Global Multi-Threaded Instruction Scheduling: Technique and Initial Results [abstract] (CiteSeerX, PDF)
Guilherme Ottoni and David I. August
Proceedings of the Sixth Workshop on Explicitly Parallel Instruction Computer Architectures and Compiler Technology (EPIC), March 2007.

Recently, the microprocessor industry has reached hard physical and micro-architectural limits that have prevented the continuous clock-rate increase, which had been the major source of performance gains for decades. These impediments, in conjunction with the still increasing transistor counts per chip, have driven all major microprocessor manufacturers toward Chip Multiprocessor (CMP) designs. Although CMPs are able to concurrently pursue multiple threads of execution, they do not directly improve the performance of most applications, which are written in sequential languages. In effect, the move to CMPs has shifted even more the task of improving performance from the hardware to the software.
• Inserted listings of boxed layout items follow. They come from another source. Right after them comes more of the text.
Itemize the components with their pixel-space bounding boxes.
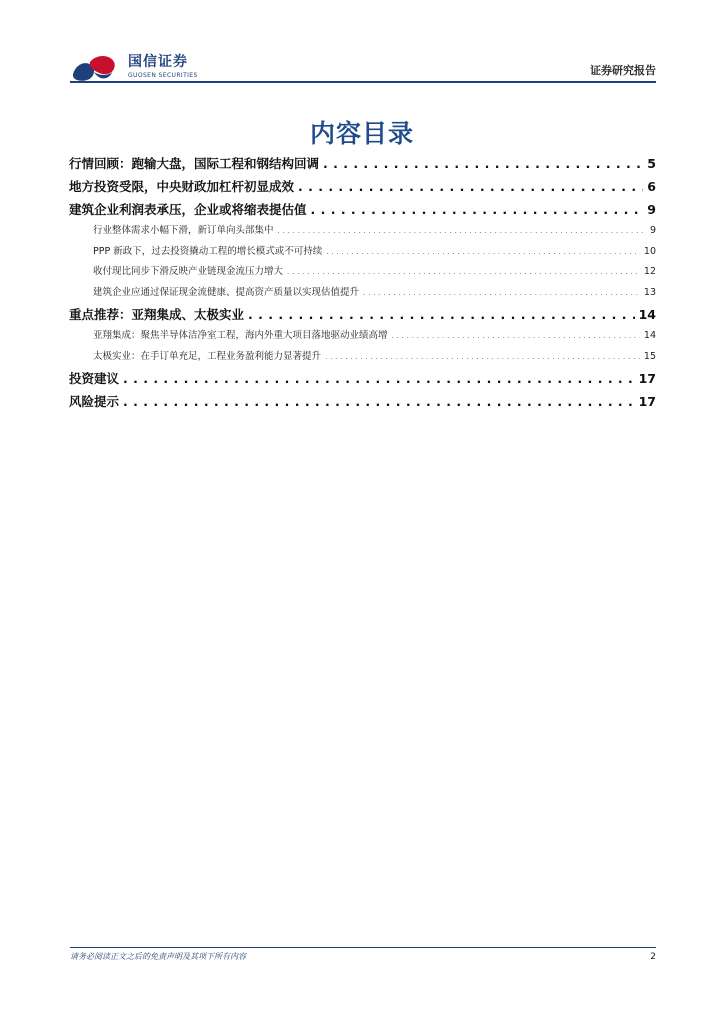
toc-entry-label: 收付现比同步下滑反映产业链现金流压力增大 bbox=[93, 266, 284, 277]
toc-entry-page: 9 bbox=[649, 225, 656, 236]
toc-entry-label: 建筑企业利润表承压，企业或将缩表提估值 bbox=[69, 202, 307, 217]
toc-entry-page: 12 bbox=[643, 266, 656, 277]
footer-divider bbox=[70, 947, 656, 948]
toc-entry-label: 建筑企业应通过保证现金流健康、提高资产质量以实现估值提升 bbox=[93, 286, 360, 298]
toc-entry-subsection[interactable] bbox=[69, 221, 656, 242]
toc-entry-page: 14 bbox=[638, 307, 656, 322]
logo-name-en: GUOSEN SECURITIES bbox=[128, 72, 198, 79]
toc-entry-page: 15 bbox=[643, 350, 656, 362]
toc-leader-dots bbox=[326, 242, 640, 263]
toc-entry-page: 14 bbox=[643, 330, 656, 341]
page-number: 2 bbox=[650, 952, 656, 962]
toc-entry-page: 9 bbox=[647, 202, 656, 217]
toc-leader-dots bbox=[123, 367, 635, 390]
toc-leader-dots bbox=[323, 152, 643, 175]
logo-name-cn: 国信证券 bbox=[128, 54, 188, 70]
toc-entry-section[interactable] bbox=[69, 390, 656, 413]
toc-entry-page: 17 bbox=[638, 371, 656, 386]
toc-entry-section[interactable] bbox=[69, 198, 656, 221]
toc-leader-dots bbox=[363, 283, 640, 304]
toc-entry-subsection[interactable] bbox=[69, 262, 656, 283]
toc-leader-dots bbox=[287, 262, 640, 283]
toc-entry-subsection[interactable] bbox=[69, 242, 656, 263]
toc-entry-section[interactable] bbox=[69, 303, 656, 326]
toc-entry-page: 5 bbox=[647, 156, 656, 171]
toc-entry-page: 6 bbox=[647, 179, 656, 194]
toc-entry-section[interactable] bbox=[69, 175, 656, 198]
toc-leader-dots bbox=[278, 221, 646, 242]
toc-entry-label: 地方投资受限，中央财政加杠杆初显成效 bbox=[69, 179, 295, 194]
toc-entry-subsection[interactable] bbox=[69, 326, 656, 347]
toc-leader-dots bbox=[325, 347, 640, 368]
toc-leader-dots bbox=[392, 326, 640, 347]
toc-entry-label: 风险提示 bbox=[69, 394, 120, 409]
page-header bbox=[70, 50, 656, 86]
toc-leader-dots bbox=[311, 198, 644, 221]
report-type-label: 证券研究报告 bbox=[590, 64, 656, 77]
toc-leader-dots bbox=[123, 390, 635, 413]
toc-entry-label: 投资建议 bbox=[69, 371, 120, 386]
toc-entry-label: 太极实业：在手订单充足，工程业务盈利能力显著提升 bbox=[93, 350, 322, 362]
toc-entry-label: 重点推荐：亚翔集成、太极实业 bbox=[69, 307, 245, 322]
toc-entry-subsection[interactable] bbox=[69, 283, 656, 304]
footer-disclaimer: 请务必阅读正文之后的免责声明及其项下所有内容 bbox=[70, 952, 246, 961]
guosen-logo-icon bbox=[70, 52, 128, 84]
toc-entry-page: 17 bbox=[638, 394, 656, 409]
toc-leader-dots bbox=[248, 303, 635, 326]
toc-entry-page: 10 bbox=[643, 245, 656, 257]
toc-entry-section[interactable] bbox=[69, 367, 656, 390]
toc-entry-section[interactable] bbox=[69, 152, 656, 175]
table-of-contents bbox=[69, 152, 656, 413]
toc-entry-subsection[interactable] bbox=[69, 347, 656, 368]
toc-entry-page: 13 bbox=[643, 286, 656, 298]
header-divider bbox=[70, 81, 656, 83]
toc-entry-label: 行情回顾：跑输大盘，国际工程和钢结构回调 bbox=[69, 156, 320, 171]
toc-entry-label: 行业整体需求小幅下滑，新订单向头部集中 bbox=[93, 225, 274, 236]
toc-entry-label: 亚翔集成：聚焦半导体洁净室工程，海内外重大项目落地驱动业绩高增 bbox=[93, 330, 388, 341]
logo-wordmark bbox=[128, 54, 198, 80]
toc-title: 内容目录 bbox=[309, 119, 414, 148]
toc-leader-dots bbox=[298, 175, 643, 198]
toc-entry-label: PPP 新政下，过去投资撬动工程的增长模式或不可持续 bbox=[93, 245, 323, 257]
In order to support more effective parallelization of sequential applications, computer architects have proposed CMPs with light-weight communication mechanisms. Despite such support, proposed multi-threaded scheduling techniques have generally demonstrated little effectiveness in extracting parallelism from general-purpose, sequential applications. We call these techniques local multi-threaded scheduling, because they basically exploit parallelism within straight-line regions of code. A key observation of this paper is that local multi-threaded techniques do not exploit the main feature of CMPs: the ability to concurrently execute instructions from different control-flow regions. In order to benefit from this powerful CMP characteristic, it is necessary to perform global multi-threaded scheduling, which simultaneously schedules instructions from different basic blocks to enable their concurrent execution. This paper presents algorithms to perform global scheduling for communication-exposed multi-threaded architectures. By global we mean that our technique simultaneously schedules instructions from an arbitrary code region. Very encouraging preliminary results, targeting a dual-core Itanium~2 model, are presented for selected MediaBench and SPEC-CPU benchmark applications.